The figures are based on the body's distribution centre.

Arwel Jones, the Welsh Books Council's head of grants, said it was "a pretty tough time" for Welsh-language books.

"Independent book shops are struggling, sales to libraries are down - the kind of places that would stock plenty - and each one makes a difference when you talk about Welsh children's books," he said.

"All of the projects that encouraged children to read have lost funding and in the long run that has hit those figures.

"When you have big sellers pulling out it has an affect. It is always a battle to sell."

Across Wales, there has been a 15% decrease in the number of libraries over the last decade.

Local authorities were also told at the beginning of October that they face another two years of budget cuts - 0.5% this year and a further 1.5% next year.
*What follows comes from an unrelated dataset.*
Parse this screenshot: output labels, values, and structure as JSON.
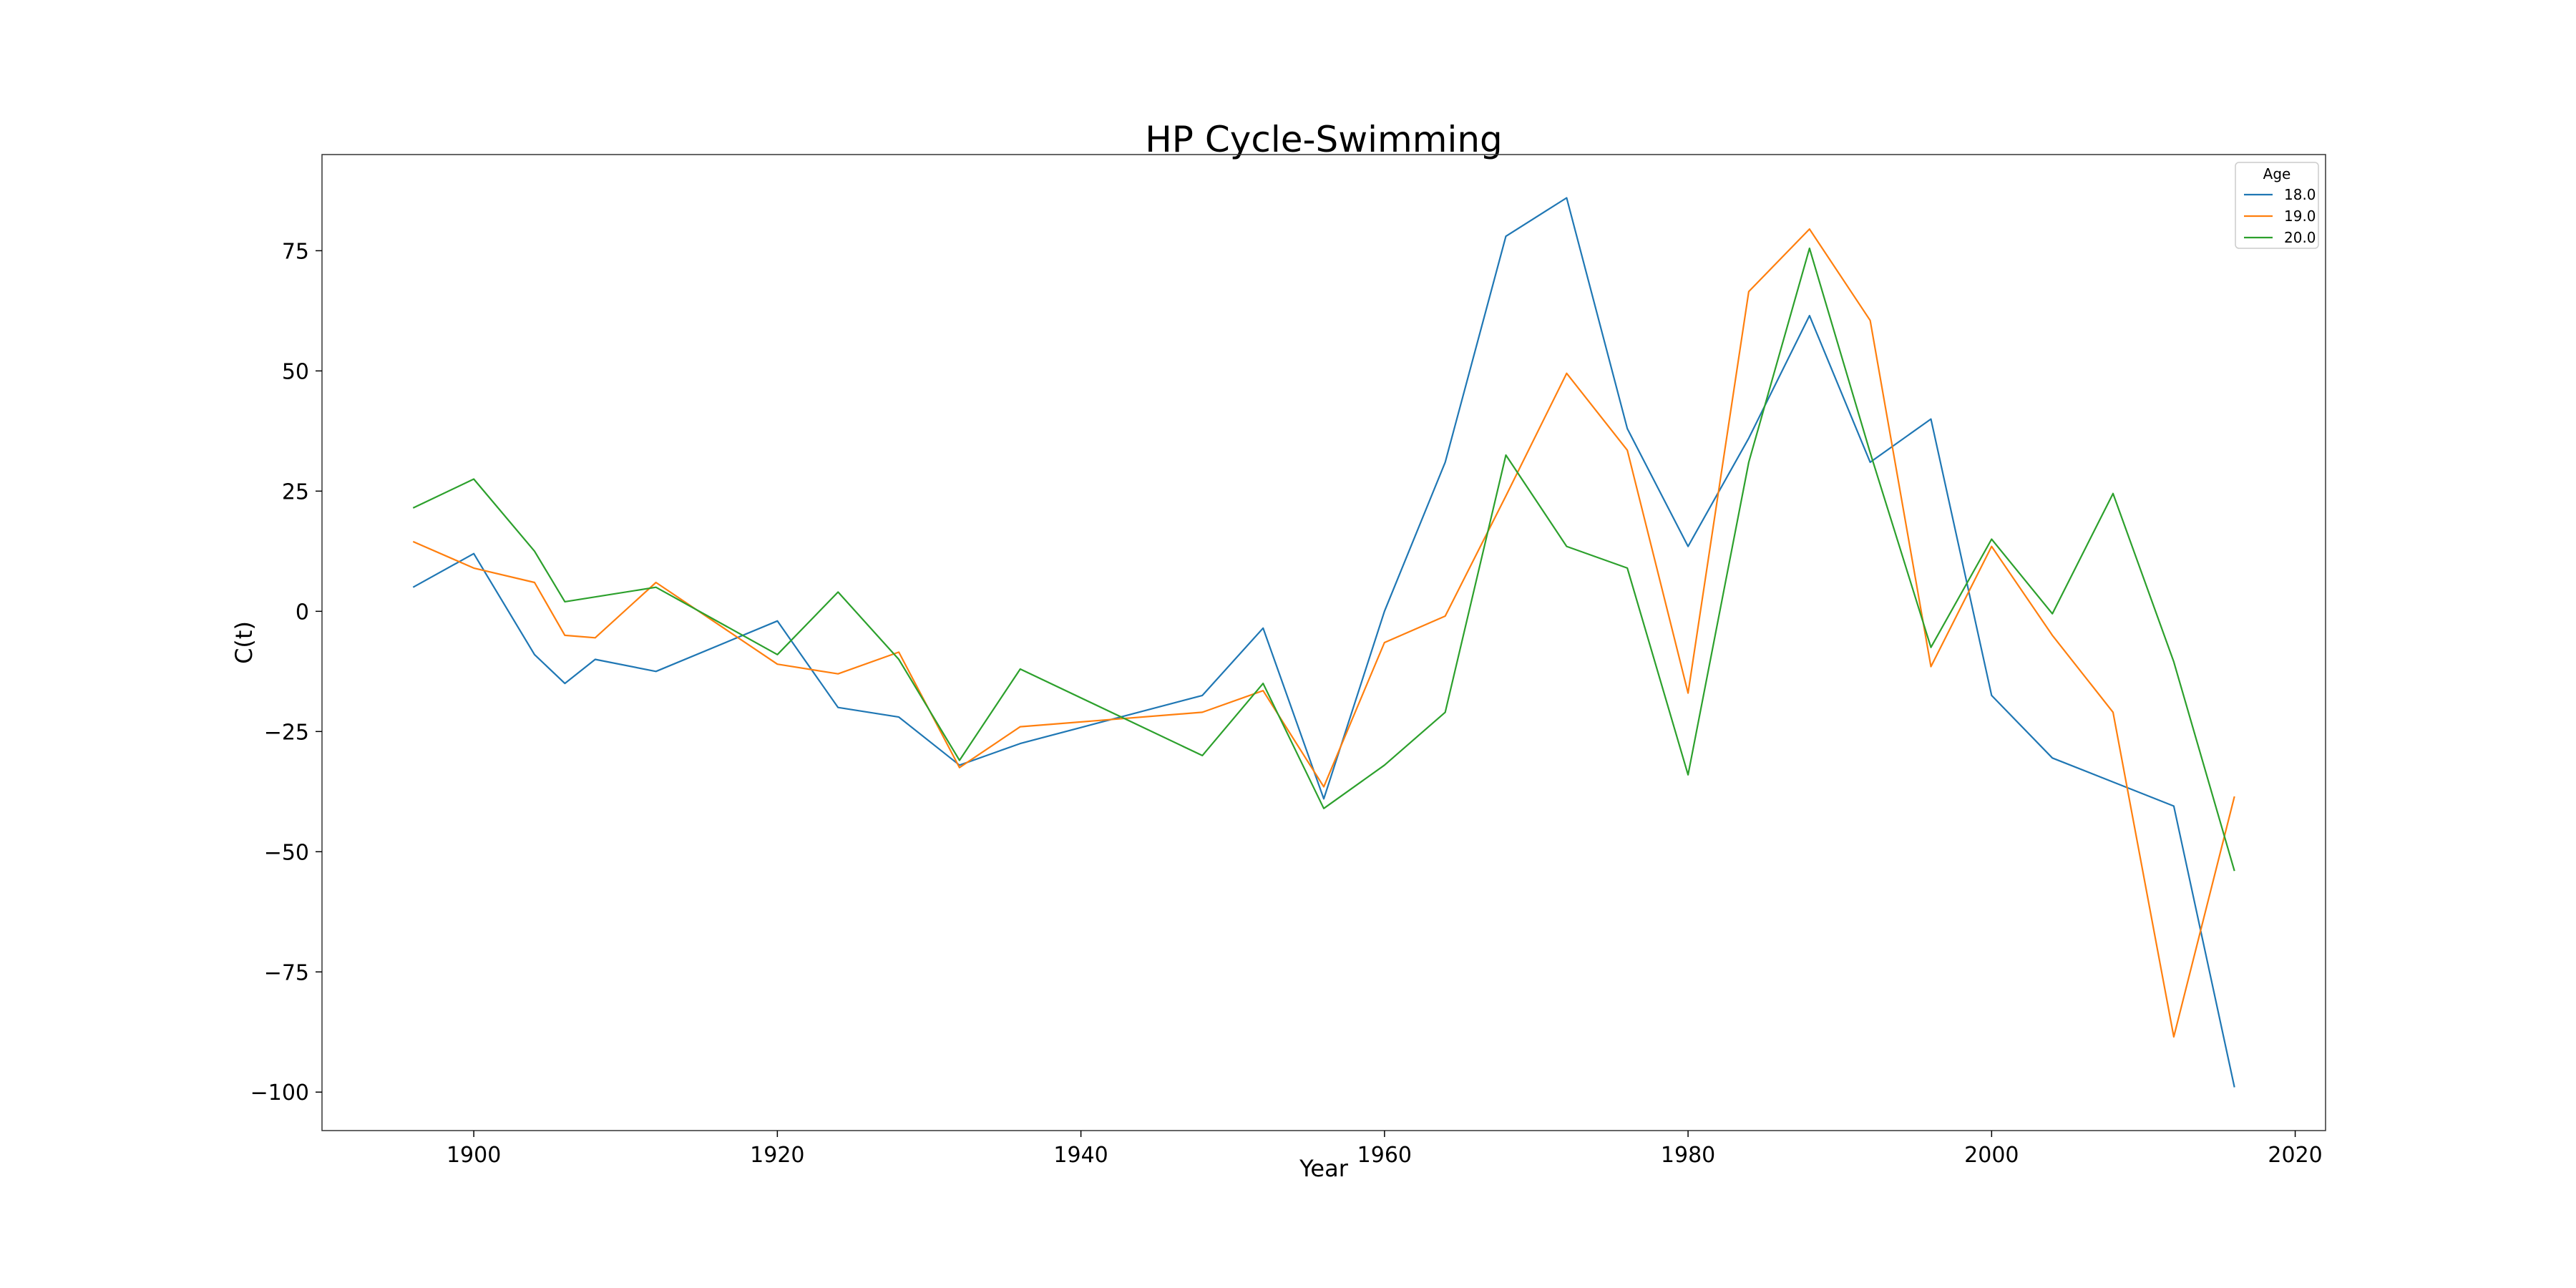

The Welsh Local Government Association leader Debbie Wilcox responded by saying councils could not keep making the "harshest" of cuts while maintaining service levels.

Image caption Cuts mean fewer libraries in Wales - so fewer books bought by them, it is claimed

Garmon Gruffudd, managing director at publishers Y Lolfa, accepted that the "climate was more difficult in terms of sales - but we're holding our own".

"There's less money available because of cuts and austerity, it hits everyone - libraries, schools, many visitor centres have closed," he said.

"We've published over 300 e-books but certainly e-book sales are down, but after rising for around five years there has been a significant drop throughout Britain.

"People are going back to print and that's the trend."